A senior member of the NASUWT teaching union is seeking to challenge the establishment candidate to become its new general secretary, pledging to hand control of the organisation “back to its members”.
Paul Nesbitt, the union’s national executive member for the West Midlands and a serving teacher, is seeking nominations from branches to run against Dr Patrick Roach, the union’s long-serving deputy general secretary, in the race to succeed Chris Keates.
I believe it is crucial that we raise the stakes and make the union more proactive
Roach was selected this month as the official nominee of the union’s executive, but now faces a challenge from inside the very body that put him forward.
If Nesbitt receives the 25 nominations required, NASUWT will run its first contested leadership election in almost 30 years.
The ASCL school leaders’ union faced a similar situation in 2016, when Geoff Barton, then a member of the union’s council, challenged Chris Kirk for the leadership. Barton ended up winning by a landslide.
NASUWT has been embroiled in a political battle between its current leadership and other senior union staff and members that has led to lengthy suspensions and official complaints.
Keates announced her intention to stand down in June, and the union has since admitted she overstayed her five year term of office by serving beyond June 3.
However, the certification officer, which regulates unions, decided not to issue an enforcement order removing her from post.
Keates remains the union’s acting general secretary until a successor is chosen.
In election literature circulated to branches, seen by Schools Week, Nesbitt said he wanted the NASUWT to be “led by teachers who have very recent experience of the day to day issues we face both in schools and in our lay roles within the union”.
He added that the union needs “more versatility and political challenge” to address issues in education.
“It’s time to get out of the passenger seat and take the wheel to steer education policy and make it work for everyone in the classroom.”
Nesbitt believes the union must be “more proactive” and said a teacher leading a teachers’ union was “a novel idea”. He has also committed to continue teaching between five to 10 days a year on a supply basis if elected.
In literature circulated on behalf of Roach, NASUWT president Dave Kitchen said he had “secured the depth and breadth of experience necessary to discharge effectively all of the onerous responsibilities of the general secretary post to a high standard”.
“Many members and activists know Patrick and his work for the NASUWT and his deep commitment to the union’s ethos and values, including our strong tradition as a lay-led union.”
NASUWT placed an advert for the general secretary post in mid-July.
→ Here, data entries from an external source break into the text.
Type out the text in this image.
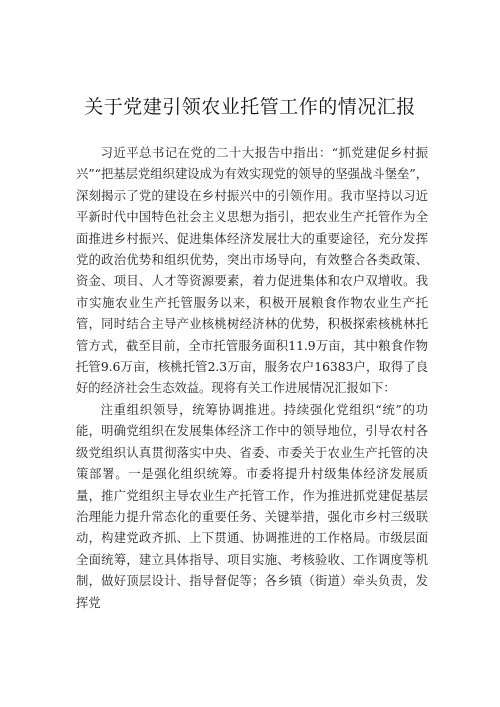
关于党建引领农业托管工作的情况汇报

习近平总书记在党的二十大报告中指出：“抓党建促乡村振兴”“把基层党组织建设成为有效实现党的领导的坚强战斗堡垒”，深刻揭示了党的建设在乡村振兴中的引领作用。我市坚持以习近平新时代中国特色社会主义思想为指引，把农业生产托管作为全面推进乡村振兴、促进集体经济发展壮大的重要途径，充分发挥党的政治优势和组织优势，突出市场导向，有效整合各类政策、资金、项目、人才等资源要素，着力促进集体和农户双增收。我市实施农业生产托管服务以来，积极开展粮食作物农业生产托管，同时结合主导产业核桃树经济林的优势，积极探索核桃林托管方式，截至目前，全市托管服务面积11.9万亩，其中粮食作物托管9.6万亩，核桃托管2.3万亩，服务农户16383户，取得了良好的经济社会生态效益。现将有关工作进展情况汇报如下：

注重组织领导，统筹协调推进。持续强化党组织“统”的功能，明确党组织在发展集体经济工作中的领导地位，引导农村各级党组织认真贯彻落实中央、省委、市委关于农业生产托管的决策部署。一是强化组织统筹。市委将提升村级集体经济发展质量，推广党组织主导农业生产托管工作，作为推进抓党建促基层治理能力提升常态化的重要任务、关键举措，强化市乡村三级联动，构建党政齐抓、上下贯通、协调推进的工作格局。市级层面全面统筹，建立具体指导、项目实施、考核验收、工作调度等机制，做好顶层设计、指导督促等；各乡镇（街道）牵头负责，发挥党
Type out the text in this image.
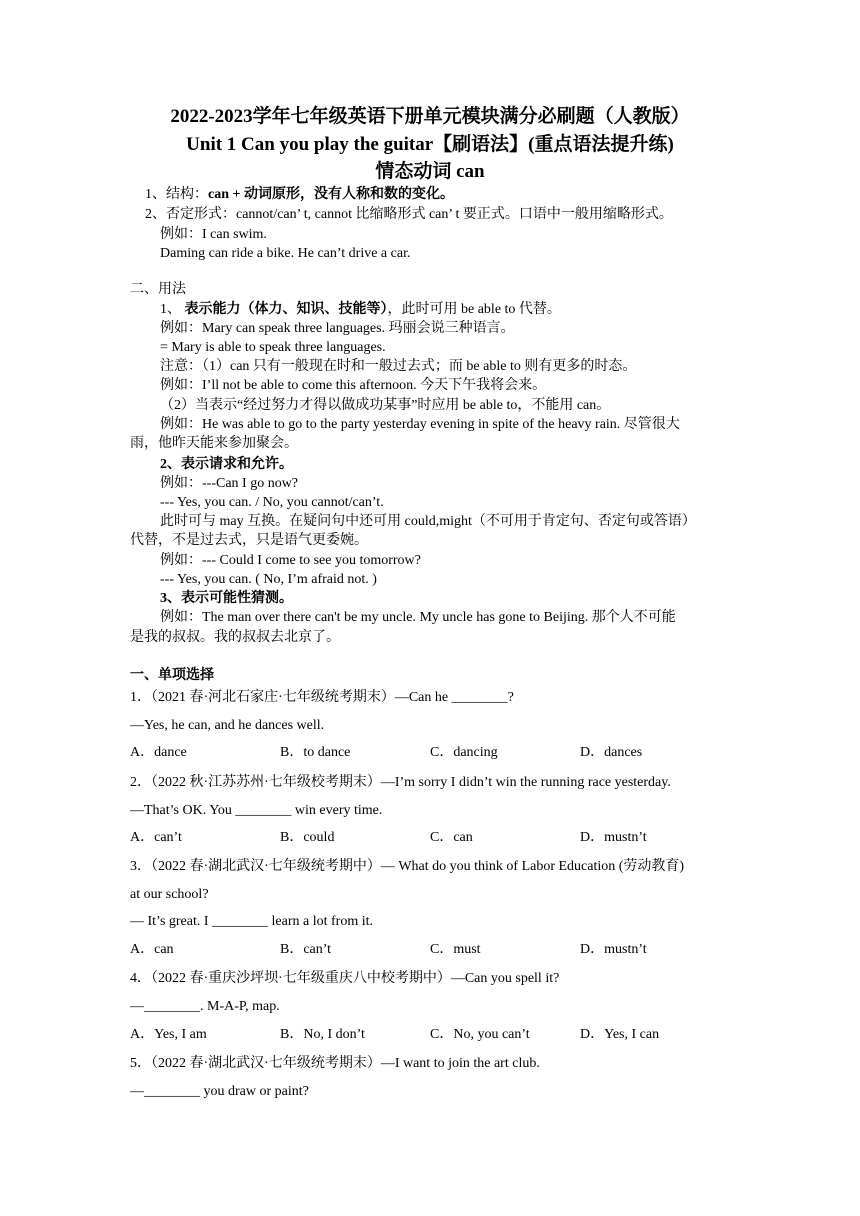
2022-2023学年七年级英语下册单元模块满分必刷题（人教版）
Unit 1 Can you play the guitar【刷语法】(重点语法提升练)
情态动词 can
1、结构：can + 动词原形，没有人称和数的变化。
2、否定形式：cannot/can’ t, cannot 比缩略形式 can’ t 要正式。口语中一般用缩略形式。
例如：I can swim.
Daming can ride a bike. He can’t drive a car.
二、用法
1、 表示能力（体力、知识、技能等），此时可用 be able to 代替。
例如：Mary can speak three languages. 玛丽会说三种语言。
= Mary is able to speak three languages.
注意：（1）can 只有一般现在时和一般过去式；而 be able to 则有更多的时态。
例如：I’ll not be able to come this afternoon. 今天下午我将会来。
（2）当表示“经过努力才得以做成功某事”时应用 be able to，不能用 can。
例如：He was able to go to the party yesterday evening in spite of the heavy rain. 尽管很大
雨，他昨天能来参加聚会。
2、表示请求和允许。
例如：---Can I go now?
--- Yes, you can. / No, you cannot/can’t.
此时可与 may 互换。在疑问句中还可用 could,might（不可用于肯定句、否定句或答语）
代替，不是过去式，只是语气更委婉。
例如：--- Could I come to see you tomorrow?
--- Yes, you can. ( No, I’m afraid not. )
3、表示可能性猜测。
例如：The man over there can't be my uncle. My uncle has gone to Beijing. 那个人不可能
是我的叔叔。我的叔叔去北京了。
一、单项选择
1．（2021 春·河北石家庄·七年级统考期末）—Can he ________?
—Yes, he can, and he dances well.
A．dance	B．to dance	C．dancing	D．dances
2．（2022 秋·江苏苏州·七年级校考期末）—I’m sorry I didn’t win the running race yesterday.
—That’s OK. You ________ win every time.
A．can’t	B．could	C．can	D．mustn’t
3．（2022 春·湖北武汉·七年级统考期中）— What do you think of Labor Education (劳动教育)
at our school?
— It’s great. I ________ learn a lot from it.
A．can	B．can’t	C．must	D．mustn’t
4．（2022 春·重庆沙坪坝·七年级重庆八中校考期中）—Can you spell it?
—________. M-A-P, map.
A．Yes, I am	B．No, I don’t	C．No, you can’t	D．Yes, I can
5．（2022 春·湖北武汉·七年级统考期末）—I want to join the art club.
—________ you draw or paint?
Applications closed in mid-September, and Roach was selected as the executive’s nominee at a special meeting earlier this month.
Nominations from NASUWT branches across England opened last Monday. If Nesbitt receives enough nominations by the December 9 deadline, the union will proceed to hold an election between January 2 and 31.
Keates was elected unopposed in 2004, 2009 and 2014. It is believed the last contested election was in 1990, when Nigel de Gruchy narrowly beat Eamonn O’Kane, who would later serve as general secretary from 2002 until his death in 2004.
Both Roach and Nesbitt were approached for comment.